An extremely reliable design, quite typical of RollsRoyce.

RollsRoyce turbine engines....don't leave home without one or two/three/four

virgo
27th Jan 2008, 19:08
Try "History and Nostalgia"................might get some old krinkly who'll come up with a Welland in commercial use somewhere as an oil-pump motor ! (Or to keep the frost off the grape-vines in California)

Disregard above............Sorry - didn't see the word "flying"

stellair
27th Jan 2008, 21:20
Not only the oldest but one of the best sounding gas turbine engines ever built :)

dusk2dawn
27th Jan 2008, 21:28
Yes, and after 6-8000 hrs you can hear it forever :rolleyes:

LowObservable
27th Jan 2008, 21:52
The real Methusaleh is the RR (nee Allison) T56... entered service four years after the Dart and still in production for the almost equally indestructible E-2.

pjvr99
28th Jan 2008, 02:14
RR Allison T56 was designed and built in the early 50's and first went airborne around 1954 with Lockheed - still production today

airsupport
28th Jan 2008, 07:21
The earliest record relating to the design and development of the Dart Turboprop is a technical drawing dated April 4 1945, before the hostilities of World War Two had ended, and the dust had settled, which was a very positive attitude for Rolls-Royce to take at that time.

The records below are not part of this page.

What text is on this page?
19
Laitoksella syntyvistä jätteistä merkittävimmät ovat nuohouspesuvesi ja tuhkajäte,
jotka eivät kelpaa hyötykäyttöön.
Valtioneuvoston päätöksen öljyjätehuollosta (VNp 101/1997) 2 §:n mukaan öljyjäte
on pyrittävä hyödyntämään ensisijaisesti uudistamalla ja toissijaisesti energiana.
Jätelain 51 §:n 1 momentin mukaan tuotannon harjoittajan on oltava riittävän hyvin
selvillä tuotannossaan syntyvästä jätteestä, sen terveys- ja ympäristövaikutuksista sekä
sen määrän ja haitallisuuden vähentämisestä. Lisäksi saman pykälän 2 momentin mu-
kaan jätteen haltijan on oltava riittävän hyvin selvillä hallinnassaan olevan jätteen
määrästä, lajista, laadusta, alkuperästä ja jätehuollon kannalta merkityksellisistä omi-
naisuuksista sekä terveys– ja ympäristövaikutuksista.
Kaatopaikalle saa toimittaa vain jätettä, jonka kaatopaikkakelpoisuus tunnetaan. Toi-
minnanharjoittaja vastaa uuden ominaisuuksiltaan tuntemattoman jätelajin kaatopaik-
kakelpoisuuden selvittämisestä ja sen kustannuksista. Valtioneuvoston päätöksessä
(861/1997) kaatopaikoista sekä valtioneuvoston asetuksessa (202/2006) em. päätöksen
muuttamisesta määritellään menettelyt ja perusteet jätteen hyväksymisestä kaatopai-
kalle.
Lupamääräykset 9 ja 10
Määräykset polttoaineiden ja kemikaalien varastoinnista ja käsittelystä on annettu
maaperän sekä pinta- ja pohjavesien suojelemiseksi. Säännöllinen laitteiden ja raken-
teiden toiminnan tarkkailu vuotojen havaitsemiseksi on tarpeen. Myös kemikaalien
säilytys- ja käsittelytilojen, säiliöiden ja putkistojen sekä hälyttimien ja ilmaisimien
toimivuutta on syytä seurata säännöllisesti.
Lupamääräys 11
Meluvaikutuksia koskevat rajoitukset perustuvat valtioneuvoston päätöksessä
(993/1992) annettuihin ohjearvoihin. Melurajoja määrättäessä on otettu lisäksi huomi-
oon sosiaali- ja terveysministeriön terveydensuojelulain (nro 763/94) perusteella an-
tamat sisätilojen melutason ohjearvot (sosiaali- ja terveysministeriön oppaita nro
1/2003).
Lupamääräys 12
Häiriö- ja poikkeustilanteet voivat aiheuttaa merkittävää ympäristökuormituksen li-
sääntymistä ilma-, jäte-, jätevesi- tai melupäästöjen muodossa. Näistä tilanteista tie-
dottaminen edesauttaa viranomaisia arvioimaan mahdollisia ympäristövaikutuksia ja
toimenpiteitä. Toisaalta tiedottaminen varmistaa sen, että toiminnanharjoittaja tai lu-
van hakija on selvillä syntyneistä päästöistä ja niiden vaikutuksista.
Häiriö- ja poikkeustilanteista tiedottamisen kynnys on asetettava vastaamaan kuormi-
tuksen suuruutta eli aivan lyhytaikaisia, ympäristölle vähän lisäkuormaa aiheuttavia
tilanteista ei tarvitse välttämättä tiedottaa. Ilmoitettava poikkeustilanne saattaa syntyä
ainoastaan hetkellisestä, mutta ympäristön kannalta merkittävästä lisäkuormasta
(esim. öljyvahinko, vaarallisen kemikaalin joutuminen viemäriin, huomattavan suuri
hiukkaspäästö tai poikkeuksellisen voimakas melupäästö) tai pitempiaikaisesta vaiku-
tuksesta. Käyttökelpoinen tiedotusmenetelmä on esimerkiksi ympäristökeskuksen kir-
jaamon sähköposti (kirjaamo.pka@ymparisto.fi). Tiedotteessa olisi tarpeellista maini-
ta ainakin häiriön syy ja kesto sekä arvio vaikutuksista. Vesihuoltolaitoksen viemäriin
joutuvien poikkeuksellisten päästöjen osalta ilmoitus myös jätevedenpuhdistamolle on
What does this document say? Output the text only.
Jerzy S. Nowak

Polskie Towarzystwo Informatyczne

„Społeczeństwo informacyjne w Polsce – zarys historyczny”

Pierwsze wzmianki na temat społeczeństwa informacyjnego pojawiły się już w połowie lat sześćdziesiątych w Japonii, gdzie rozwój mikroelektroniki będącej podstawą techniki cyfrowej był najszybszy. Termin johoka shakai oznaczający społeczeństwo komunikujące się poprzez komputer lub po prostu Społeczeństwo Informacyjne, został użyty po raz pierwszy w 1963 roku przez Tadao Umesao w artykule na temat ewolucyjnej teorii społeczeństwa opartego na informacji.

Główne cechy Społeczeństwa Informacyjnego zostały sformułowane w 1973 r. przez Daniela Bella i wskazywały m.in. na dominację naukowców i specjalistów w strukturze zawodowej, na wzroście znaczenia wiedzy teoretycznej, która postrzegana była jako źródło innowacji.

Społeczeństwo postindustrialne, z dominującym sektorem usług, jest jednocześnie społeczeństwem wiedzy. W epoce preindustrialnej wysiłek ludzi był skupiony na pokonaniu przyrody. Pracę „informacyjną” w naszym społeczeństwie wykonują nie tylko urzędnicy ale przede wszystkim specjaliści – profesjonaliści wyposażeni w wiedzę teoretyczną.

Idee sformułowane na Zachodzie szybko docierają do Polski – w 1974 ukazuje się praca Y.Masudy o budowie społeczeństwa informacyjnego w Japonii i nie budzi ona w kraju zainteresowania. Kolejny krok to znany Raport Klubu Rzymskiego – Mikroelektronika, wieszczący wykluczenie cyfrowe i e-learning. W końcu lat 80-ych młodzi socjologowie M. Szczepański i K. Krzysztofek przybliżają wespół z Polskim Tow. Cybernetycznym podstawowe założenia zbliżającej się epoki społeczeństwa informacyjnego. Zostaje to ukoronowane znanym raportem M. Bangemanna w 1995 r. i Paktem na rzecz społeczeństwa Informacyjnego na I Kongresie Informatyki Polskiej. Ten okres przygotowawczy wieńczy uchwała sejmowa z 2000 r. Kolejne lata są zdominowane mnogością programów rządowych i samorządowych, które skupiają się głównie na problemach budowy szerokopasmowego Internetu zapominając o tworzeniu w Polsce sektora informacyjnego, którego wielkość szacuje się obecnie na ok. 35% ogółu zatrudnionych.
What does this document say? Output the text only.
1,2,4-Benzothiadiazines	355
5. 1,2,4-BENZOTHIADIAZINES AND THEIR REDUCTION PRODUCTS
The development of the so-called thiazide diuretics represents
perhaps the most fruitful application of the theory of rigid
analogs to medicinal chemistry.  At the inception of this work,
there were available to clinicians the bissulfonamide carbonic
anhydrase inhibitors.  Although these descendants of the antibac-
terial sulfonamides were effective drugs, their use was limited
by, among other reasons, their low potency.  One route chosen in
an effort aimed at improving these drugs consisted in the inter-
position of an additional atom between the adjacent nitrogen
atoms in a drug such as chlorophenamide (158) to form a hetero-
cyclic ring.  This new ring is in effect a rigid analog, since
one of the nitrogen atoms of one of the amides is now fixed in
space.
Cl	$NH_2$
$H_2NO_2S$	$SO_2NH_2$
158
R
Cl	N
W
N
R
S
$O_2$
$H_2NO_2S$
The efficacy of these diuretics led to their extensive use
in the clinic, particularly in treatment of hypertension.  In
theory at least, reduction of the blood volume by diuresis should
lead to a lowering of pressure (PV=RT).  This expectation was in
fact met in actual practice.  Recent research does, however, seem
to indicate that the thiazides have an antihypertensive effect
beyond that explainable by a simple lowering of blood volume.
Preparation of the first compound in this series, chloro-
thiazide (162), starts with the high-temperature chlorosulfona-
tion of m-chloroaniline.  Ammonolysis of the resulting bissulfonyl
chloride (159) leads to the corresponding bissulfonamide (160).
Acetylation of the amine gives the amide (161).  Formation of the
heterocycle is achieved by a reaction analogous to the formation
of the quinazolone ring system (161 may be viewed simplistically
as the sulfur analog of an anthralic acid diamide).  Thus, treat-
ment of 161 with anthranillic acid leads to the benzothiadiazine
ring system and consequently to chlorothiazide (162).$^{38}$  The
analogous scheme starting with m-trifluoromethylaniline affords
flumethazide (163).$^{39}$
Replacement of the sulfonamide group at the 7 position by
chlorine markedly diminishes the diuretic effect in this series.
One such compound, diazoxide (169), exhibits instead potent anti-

Although the initial proposal for this engine originated at Barnoldswick, near Burnley in Lancashire, Ernest W Hives a director of Rolls-Royce decided that the project should be mainly based at Derby. Lord Hives became Managing Director in 1946 and Chairman in 1950 as Lord Hives of Duffield and retired in January 1957, having seen the Viscount enter service and the Dart become the most significant turboprop engine of its time and arguably of all time.

Initial detail drawings were issued to the production department on November 1 1945 and the final build of the RB.53 prototype as it was originally designated was completed on July 10 1946 resulting in an incredibly short manufacture and build time for such a revolutionary engine. The RB designation stood for R-R Barnoldswick.